Lossy vs. Lossless Compression
Lossy compression, described above, is what you encounter in everyday video. It permanently removes information to achieve dramatic size reductions. Well-designed lossy compression can shrink a file enormously before you notice any degradation.
Lossless compression also exists, but it’s far less common for video. It reduces file sizes by finding mathematical patterns in the data without discarding anything. The original can be perfectly reconstructed. The tradeoff is that lossless compression only achieves modest size reductions, typically around 2:1 or 3:1, compared to the 50:1 or greater ratios that lossy methods can reach. Lossless formats are mainly used in professional video editing workflows where editors need to preserve every detail for further manipulation.
What Happens When You Compress Too Much
Push the bitrate too low and compression artifacts become visible. The most common ones include blockiness (where you can see the square blocks the encoder uses), banding (where smooth gradients break into visible steps of color), and smearing or blurriness in areas with fine detail. Dark scenes are especially vulnerable because subtle shadow detail gets flattened out at low bitrates.
Every time you re-compress a video that’s already been compressed, quality degrades further. The encoder treats the already-degraded version as its source material and introduces a new round of data loss on top of the first. This is called generation loss, and it’s why downloading a video from social media and re-uploading it produces noticeably worse quality each cycle.
How Modern Codecs Improve Efficiency
A codec is the algorithm that performs the compression. Newer codecs achieve better visual quality at the same file size, or the same quality at a smaller file size. The two most significant modern codecs are H.265 (also called HEVC) and AV1.
H.265 was a major leap over its predecessor H.264, roughly doubling compression efficiency. That meant a video could look the same at half the file size. AV1, developed by a consortium including Google, Netflix, and Amazon, pushes efficiency further. Testing shows AV1 compresses HD and full HD video more efficiently than H.265, which is why it’s increasingly used for streaming. YouTube, Netflix, and many other platforms have adopted it.
The catch with more advanced codecs is processing time. More sophisticated analysis of each frame means the encoder needs more computing power and more time to compress the video. This is why live streams and video calls often use faster, less efficient compression. Shaving a few seconds of encoding delay matters more than squeezing out a slightly smaller file. For pre-recorded video that can be encoded overnight, platforms use the most aggressive compression available.
What This Means When You Export or Share Video
When you export a video from an editing app or choose a quality setting on your phone, you’re selecting a compression profile. Higher quality settings use a higher bitrate, preserve more detail, and produce larger files. Lower quality settings discard more data for a smaller, more shareable file.
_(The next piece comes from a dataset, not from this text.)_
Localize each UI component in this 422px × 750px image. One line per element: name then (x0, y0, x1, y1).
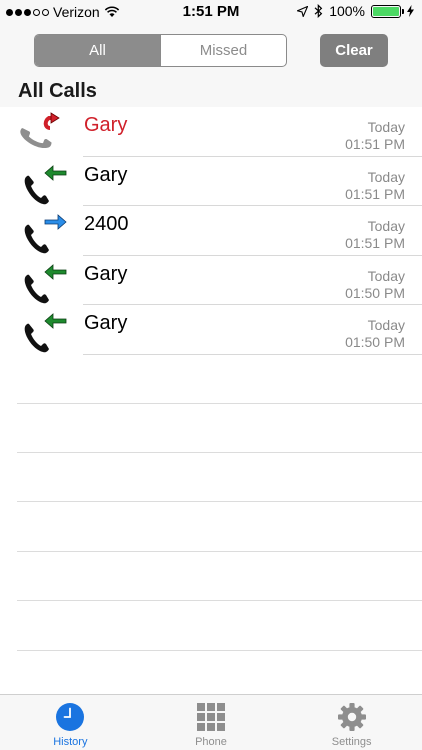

If you’re uploading to a platform like YouTube or Instagram, the platform will re-compress your video regardless of what you upload. Starting with a higher-quality source file gives the platform’s encoder more data to work with, which generally produces a better final result. Uploading an already heavily compressed file means the platform’s encoder is working with degraded source material, compounding the quality loss.
For archiving footage you want to keep long-term, compress as little as possible or use a lossless format. Storage is cheap compared to the cost of losing detail you can never recover. For sharing on social media or messaging apps, aggressive compression is fine, since the file will be viewed on small screens where artifacts are hard to spot anyway.